Ich hatte jedoch nicht nur Probleme an der Universität, sondern leider auch in meiner Freizeit. Da
ich hinter dem Campus wohnte, hatte ich meine Wohnung in einer Studentengegend, was in
Deutschland wohl als sehr positiv aufgefasst wird. Hier jedoch war ich die einzige Ausländerin und
konnte mich nicht damit abfinden, dass ich überall angestarrt wurde. Man kann das Verhalten von
Thailändern fast schon als Angst definieren und in einem Gespräch mit anderen Lehrern an der
Universität wurde mir klar, dass viele Thailändern im Norden nicht an Ausländern in ihrem engeren
Lebens- und Arbeitsumfeld gewöhnt sind. Im Campus-Bus saß fast nie jemand neben mir, denn alle
hatten Angst mich aus Versehen zu berühren oder Englisch mit mir sprechen zu müssen. Eine rege
Angst vor dieser Sprache herrscht selbst bei Studenten vor. Ich ließ mir erzählen, dass sich dieses
Verhalten in den letzten Jahren schon sehr gebessert hat und man hofft, dass es das auch weiterhin
tun wird, jedoch schleicht dieser Prozess wohl dahin. Thais werden ein wenig offener, wenn man
mit ihnen auf Thailändisch sprechen und ihnen somit die Angst vor einer fremden Sprache nehmen
kann, jedoch ist es wirklich schwer wirkliche Freundschaften zu schließen und akzeptiert zu
werden. Man wird auch nach drei Monaten in diesem Land immer noch als ฝรั่ง (Farang)
(Ausländer/Europäer) bezeichnet. Viele kannten nicht meinen Namen, sondern ich war die Farang.

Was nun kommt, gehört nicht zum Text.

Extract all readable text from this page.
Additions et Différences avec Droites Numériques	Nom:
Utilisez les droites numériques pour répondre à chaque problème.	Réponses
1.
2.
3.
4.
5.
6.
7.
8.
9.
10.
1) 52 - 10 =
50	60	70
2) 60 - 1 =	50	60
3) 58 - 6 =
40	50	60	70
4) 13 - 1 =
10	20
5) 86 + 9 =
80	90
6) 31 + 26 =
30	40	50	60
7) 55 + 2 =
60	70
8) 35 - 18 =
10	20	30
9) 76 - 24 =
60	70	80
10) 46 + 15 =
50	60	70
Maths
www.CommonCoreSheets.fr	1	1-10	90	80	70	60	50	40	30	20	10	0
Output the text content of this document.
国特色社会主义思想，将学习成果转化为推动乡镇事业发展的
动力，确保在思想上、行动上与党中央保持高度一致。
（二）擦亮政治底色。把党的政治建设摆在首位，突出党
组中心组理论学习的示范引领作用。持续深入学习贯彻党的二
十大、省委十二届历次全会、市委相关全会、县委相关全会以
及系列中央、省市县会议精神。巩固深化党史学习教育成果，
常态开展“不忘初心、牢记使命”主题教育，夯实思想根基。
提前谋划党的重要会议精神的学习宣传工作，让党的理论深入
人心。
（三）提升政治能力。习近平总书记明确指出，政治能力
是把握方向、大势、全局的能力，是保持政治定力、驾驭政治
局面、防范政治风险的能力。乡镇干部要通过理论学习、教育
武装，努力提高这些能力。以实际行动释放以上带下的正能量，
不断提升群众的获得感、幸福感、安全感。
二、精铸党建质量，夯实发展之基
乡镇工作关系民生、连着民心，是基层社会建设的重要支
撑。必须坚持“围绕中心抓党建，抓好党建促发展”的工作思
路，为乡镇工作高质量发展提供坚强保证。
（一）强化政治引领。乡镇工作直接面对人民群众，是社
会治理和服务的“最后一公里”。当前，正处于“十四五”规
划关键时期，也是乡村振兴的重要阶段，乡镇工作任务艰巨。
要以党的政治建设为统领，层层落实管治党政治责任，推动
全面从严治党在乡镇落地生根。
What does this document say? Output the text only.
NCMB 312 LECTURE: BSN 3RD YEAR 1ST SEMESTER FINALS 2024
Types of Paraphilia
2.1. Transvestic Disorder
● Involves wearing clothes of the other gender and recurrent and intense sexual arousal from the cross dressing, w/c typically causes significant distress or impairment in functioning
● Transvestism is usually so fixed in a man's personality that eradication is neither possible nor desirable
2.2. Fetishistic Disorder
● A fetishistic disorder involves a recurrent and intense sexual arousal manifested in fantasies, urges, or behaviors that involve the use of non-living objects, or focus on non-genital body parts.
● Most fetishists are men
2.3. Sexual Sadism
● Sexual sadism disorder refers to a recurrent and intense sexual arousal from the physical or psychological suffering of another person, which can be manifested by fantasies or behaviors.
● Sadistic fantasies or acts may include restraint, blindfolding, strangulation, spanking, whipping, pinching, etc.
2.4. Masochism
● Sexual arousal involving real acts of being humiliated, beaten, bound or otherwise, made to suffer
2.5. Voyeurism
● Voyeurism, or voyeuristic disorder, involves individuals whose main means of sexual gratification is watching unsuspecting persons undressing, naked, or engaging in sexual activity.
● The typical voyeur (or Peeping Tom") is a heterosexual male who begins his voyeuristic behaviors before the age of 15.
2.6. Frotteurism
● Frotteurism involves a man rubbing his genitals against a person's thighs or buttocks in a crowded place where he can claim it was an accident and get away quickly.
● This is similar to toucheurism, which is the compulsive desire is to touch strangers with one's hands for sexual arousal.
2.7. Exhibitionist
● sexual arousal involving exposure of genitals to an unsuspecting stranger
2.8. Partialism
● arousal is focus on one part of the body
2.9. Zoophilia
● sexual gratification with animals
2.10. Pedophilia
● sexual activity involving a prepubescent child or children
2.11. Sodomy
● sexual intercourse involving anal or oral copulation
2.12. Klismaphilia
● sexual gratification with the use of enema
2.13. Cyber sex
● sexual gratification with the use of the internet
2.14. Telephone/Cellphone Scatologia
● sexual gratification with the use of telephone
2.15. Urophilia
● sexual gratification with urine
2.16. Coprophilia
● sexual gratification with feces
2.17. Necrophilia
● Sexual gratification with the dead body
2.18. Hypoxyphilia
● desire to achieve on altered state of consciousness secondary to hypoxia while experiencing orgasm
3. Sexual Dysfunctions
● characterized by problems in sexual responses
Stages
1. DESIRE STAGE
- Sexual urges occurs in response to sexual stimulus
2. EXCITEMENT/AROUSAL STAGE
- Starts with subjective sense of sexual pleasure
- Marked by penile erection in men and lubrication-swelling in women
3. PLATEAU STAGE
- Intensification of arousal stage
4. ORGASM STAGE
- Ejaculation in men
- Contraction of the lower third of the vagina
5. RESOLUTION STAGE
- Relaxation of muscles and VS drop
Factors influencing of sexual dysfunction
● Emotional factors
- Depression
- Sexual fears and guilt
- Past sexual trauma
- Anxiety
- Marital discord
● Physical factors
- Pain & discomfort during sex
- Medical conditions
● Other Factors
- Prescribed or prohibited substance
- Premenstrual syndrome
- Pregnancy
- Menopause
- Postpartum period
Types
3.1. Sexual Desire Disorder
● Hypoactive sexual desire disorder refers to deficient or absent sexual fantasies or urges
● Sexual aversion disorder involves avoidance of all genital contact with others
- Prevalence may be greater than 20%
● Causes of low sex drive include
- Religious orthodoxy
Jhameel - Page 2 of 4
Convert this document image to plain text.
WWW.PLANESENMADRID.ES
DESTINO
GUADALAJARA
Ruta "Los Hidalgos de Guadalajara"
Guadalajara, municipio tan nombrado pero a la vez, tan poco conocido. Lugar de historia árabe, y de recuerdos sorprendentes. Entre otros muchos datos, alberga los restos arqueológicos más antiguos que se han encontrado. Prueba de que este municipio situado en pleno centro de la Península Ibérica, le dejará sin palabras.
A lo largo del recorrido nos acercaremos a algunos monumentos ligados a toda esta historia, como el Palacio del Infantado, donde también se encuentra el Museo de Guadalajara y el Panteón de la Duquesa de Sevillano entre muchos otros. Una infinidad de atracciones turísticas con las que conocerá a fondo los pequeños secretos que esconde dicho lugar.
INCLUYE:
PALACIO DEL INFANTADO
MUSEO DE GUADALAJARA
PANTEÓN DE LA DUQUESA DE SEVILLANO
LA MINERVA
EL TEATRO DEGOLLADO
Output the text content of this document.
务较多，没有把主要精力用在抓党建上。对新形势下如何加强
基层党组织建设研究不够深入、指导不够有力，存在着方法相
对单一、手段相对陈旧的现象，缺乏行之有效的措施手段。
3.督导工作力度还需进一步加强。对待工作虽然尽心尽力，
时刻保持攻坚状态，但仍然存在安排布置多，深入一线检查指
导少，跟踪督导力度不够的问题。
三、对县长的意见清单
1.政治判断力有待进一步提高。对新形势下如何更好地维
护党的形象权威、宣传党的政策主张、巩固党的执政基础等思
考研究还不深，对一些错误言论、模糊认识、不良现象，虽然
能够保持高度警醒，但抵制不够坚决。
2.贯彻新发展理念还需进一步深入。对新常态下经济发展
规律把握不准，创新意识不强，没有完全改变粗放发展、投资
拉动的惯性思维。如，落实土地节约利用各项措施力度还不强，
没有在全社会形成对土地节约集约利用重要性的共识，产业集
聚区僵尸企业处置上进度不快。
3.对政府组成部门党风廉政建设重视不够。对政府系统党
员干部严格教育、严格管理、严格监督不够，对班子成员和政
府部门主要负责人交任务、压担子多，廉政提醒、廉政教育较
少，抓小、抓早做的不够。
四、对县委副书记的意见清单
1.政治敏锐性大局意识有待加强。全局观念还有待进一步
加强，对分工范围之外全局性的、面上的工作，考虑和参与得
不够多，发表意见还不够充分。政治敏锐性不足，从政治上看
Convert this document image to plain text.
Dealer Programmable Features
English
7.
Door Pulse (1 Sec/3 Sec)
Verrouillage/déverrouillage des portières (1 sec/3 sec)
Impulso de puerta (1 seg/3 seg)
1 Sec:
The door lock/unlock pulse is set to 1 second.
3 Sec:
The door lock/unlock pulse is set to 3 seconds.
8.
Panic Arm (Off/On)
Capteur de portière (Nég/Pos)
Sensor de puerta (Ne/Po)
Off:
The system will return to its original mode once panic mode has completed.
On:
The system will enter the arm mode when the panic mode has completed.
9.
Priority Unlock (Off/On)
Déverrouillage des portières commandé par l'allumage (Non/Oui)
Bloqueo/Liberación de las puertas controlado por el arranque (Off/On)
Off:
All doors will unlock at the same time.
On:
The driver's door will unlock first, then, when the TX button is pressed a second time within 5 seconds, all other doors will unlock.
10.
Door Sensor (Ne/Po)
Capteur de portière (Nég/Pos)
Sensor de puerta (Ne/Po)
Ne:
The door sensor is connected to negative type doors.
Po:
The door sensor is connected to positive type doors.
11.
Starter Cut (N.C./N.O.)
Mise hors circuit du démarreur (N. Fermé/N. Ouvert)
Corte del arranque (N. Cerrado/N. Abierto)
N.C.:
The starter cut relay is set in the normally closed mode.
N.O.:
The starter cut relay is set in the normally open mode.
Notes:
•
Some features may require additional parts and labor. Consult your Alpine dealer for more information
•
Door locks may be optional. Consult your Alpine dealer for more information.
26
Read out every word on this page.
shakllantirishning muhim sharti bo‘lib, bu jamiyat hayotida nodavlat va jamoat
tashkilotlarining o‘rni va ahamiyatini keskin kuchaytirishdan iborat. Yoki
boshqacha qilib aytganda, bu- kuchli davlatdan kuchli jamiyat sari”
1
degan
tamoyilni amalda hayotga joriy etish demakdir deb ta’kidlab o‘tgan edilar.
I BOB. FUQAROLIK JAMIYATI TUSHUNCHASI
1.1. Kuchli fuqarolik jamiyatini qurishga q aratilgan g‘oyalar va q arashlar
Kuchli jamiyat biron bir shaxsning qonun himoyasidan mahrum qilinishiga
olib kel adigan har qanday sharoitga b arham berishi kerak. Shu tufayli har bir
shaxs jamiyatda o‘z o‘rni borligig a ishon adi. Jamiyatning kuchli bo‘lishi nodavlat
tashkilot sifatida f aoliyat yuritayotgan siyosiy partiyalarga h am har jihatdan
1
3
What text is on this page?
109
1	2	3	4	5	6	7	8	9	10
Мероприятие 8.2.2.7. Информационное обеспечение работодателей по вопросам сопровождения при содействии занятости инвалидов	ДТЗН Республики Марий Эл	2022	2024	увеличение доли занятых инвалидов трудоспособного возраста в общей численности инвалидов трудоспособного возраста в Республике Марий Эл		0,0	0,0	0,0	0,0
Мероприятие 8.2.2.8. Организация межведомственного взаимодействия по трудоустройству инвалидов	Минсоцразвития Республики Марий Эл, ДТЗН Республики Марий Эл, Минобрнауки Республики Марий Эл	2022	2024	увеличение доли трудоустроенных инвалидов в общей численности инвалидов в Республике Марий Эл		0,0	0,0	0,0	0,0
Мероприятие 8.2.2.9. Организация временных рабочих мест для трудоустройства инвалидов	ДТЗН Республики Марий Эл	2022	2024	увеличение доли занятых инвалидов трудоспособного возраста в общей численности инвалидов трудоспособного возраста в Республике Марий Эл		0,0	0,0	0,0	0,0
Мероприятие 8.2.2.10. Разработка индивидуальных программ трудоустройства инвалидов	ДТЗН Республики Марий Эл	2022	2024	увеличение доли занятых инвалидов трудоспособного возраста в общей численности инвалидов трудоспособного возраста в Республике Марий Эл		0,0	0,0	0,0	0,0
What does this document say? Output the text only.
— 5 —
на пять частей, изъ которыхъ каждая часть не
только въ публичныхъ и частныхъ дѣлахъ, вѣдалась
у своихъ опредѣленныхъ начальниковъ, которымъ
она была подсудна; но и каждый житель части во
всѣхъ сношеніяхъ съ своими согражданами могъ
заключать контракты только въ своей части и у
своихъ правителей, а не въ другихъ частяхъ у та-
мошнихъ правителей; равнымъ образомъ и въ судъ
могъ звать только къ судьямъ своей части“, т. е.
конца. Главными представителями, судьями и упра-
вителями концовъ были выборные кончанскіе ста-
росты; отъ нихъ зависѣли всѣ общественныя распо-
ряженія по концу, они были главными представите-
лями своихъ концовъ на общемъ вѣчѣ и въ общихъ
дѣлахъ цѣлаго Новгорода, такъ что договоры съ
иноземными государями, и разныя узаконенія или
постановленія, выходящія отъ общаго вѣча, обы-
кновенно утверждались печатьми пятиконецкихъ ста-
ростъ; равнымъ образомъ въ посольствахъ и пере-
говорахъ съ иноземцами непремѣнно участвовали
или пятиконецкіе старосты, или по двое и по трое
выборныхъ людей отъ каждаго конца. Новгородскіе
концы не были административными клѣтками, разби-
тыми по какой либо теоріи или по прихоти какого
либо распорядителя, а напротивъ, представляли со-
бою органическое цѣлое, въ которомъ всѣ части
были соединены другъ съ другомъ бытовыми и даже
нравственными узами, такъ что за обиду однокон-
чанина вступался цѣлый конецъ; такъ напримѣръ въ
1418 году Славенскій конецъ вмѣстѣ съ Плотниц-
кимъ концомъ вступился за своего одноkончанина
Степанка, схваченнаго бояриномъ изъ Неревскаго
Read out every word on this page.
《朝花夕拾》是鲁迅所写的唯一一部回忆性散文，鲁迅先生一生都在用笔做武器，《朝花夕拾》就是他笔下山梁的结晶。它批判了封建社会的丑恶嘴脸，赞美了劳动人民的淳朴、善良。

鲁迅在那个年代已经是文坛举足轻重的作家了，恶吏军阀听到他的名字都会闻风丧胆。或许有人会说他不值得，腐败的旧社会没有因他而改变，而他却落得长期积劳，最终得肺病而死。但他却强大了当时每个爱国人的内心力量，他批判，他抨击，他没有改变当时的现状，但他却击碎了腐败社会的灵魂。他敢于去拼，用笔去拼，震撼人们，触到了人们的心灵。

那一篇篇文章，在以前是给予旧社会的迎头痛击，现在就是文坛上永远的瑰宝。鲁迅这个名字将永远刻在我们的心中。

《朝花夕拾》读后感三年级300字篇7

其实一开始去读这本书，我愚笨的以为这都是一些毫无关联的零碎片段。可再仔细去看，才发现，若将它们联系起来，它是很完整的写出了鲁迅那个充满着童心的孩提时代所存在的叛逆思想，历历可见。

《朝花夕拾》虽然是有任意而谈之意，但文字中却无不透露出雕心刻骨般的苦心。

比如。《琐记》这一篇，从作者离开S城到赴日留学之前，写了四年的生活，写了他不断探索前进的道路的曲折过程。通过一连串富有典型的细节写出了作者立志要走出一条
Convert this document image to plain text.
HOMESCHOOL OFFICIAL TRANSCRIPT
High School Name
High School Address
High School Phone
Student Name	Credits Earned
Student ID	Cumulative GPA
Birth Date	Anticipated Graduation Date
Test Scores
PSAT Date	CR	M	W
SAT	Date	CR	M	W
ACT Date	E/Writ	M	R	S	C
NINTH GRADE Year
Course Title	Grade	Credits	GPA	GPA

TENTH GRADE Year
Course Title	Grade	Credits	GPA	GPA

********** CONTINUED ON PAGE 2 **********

Dieses Verhalten, was äußerlich sehr ablehnend wirkt, war schwer für mich einzuschätzen und
damit umzugehen. Die einzige Möglichkeit, sich ein bisschen besser damit abzufinden, ist, so
schnell wie möglich Freundschaften aufzubauen und sich vor Augen zu halten, dass viele
Thailänder dies nicht absichtlich tun. Es ist einfach ein Charakterzug von vielen. Ich empfehle
jedoch jedem ein längeres Praktikum anzustreben, da Thais zu anfangs sehr verschlossen und
schüchtern sind und eine längere Zeit brauchen, um warm mit jemandem zu werden. Erst am Ende
meines Praktikums konnte ich von Freundschaften und von mehreren Kontakten außerhalb der Uni
sprechen. Erst als ich für einzige Zeit nach Bangkok und Koh Samui fuhr, änderte sich die
Einstellung der Menschen und man konnte in der Menge "untertauchen", was ich als Erleichterung
empfand, denn jetzt war ich nur noch Tourist.
(Landschaft um Chiang Mai)
Chiang Mai kann als eine sehr traditionelle Stadt angesehen werden, in der sich der Tourismus auf
gewisse Stadtgebiete beschränkt und sich auch auf Aktivitäten in den Bergen fokussiert. Trotzdem
ist es diese Stadt wert erforscht zu werden, denn es ist eine wunderschöne Stadt mit einem netten
Flair, vielen Aktivitäten im Freien und einer sich entwickelnden Kaffee- und Teekultur. Ich lernte
Chiang Mai zu lieben, das überschaubarer als Bangkok ist und in dem sich die Frau am
Gemüsestand auf dem Markt immer daran erinnert welches Obst ich gerne esse. Es ist eine Stadt, in
der sich der Mann am Essensstand merkt, zu welcher Zeit ich immer zum Essen komme und mein
Essen schon vorbereitet hat, wenn ich aus der Haustüre gehe. Eine Stadt, in der sich selbst die
Krankenschwestern im Krankenhaus an einen erinnern und eine Stadt, in der Menschen leben, die
einen mit Namen grüßen, obwohl man sie nicht kennt. Man ist eben der bunte Hund, wenn man sich
jedoch mit dieser ungewohnten Aufmerksamkeit abgefunden hat, dann kann dies auch sehr schön
sein. Man wird definitiv nicht nur mit einem vollen Koffer an Kleidung zurückkommen, sondern
auch mit einem Erfahrungsschatz, der genauso groß und schwer geworden ist, wie der Koffer, der
gefühlt nicht nur 20 Kilo wiegt, sondern wohl eher 50. Nur trägt sich dieser Erfahrungsschatz um
einiges leichter und man ist froh ihn bei sich zu haben und diese Erfahrungen gesammelt zu haben.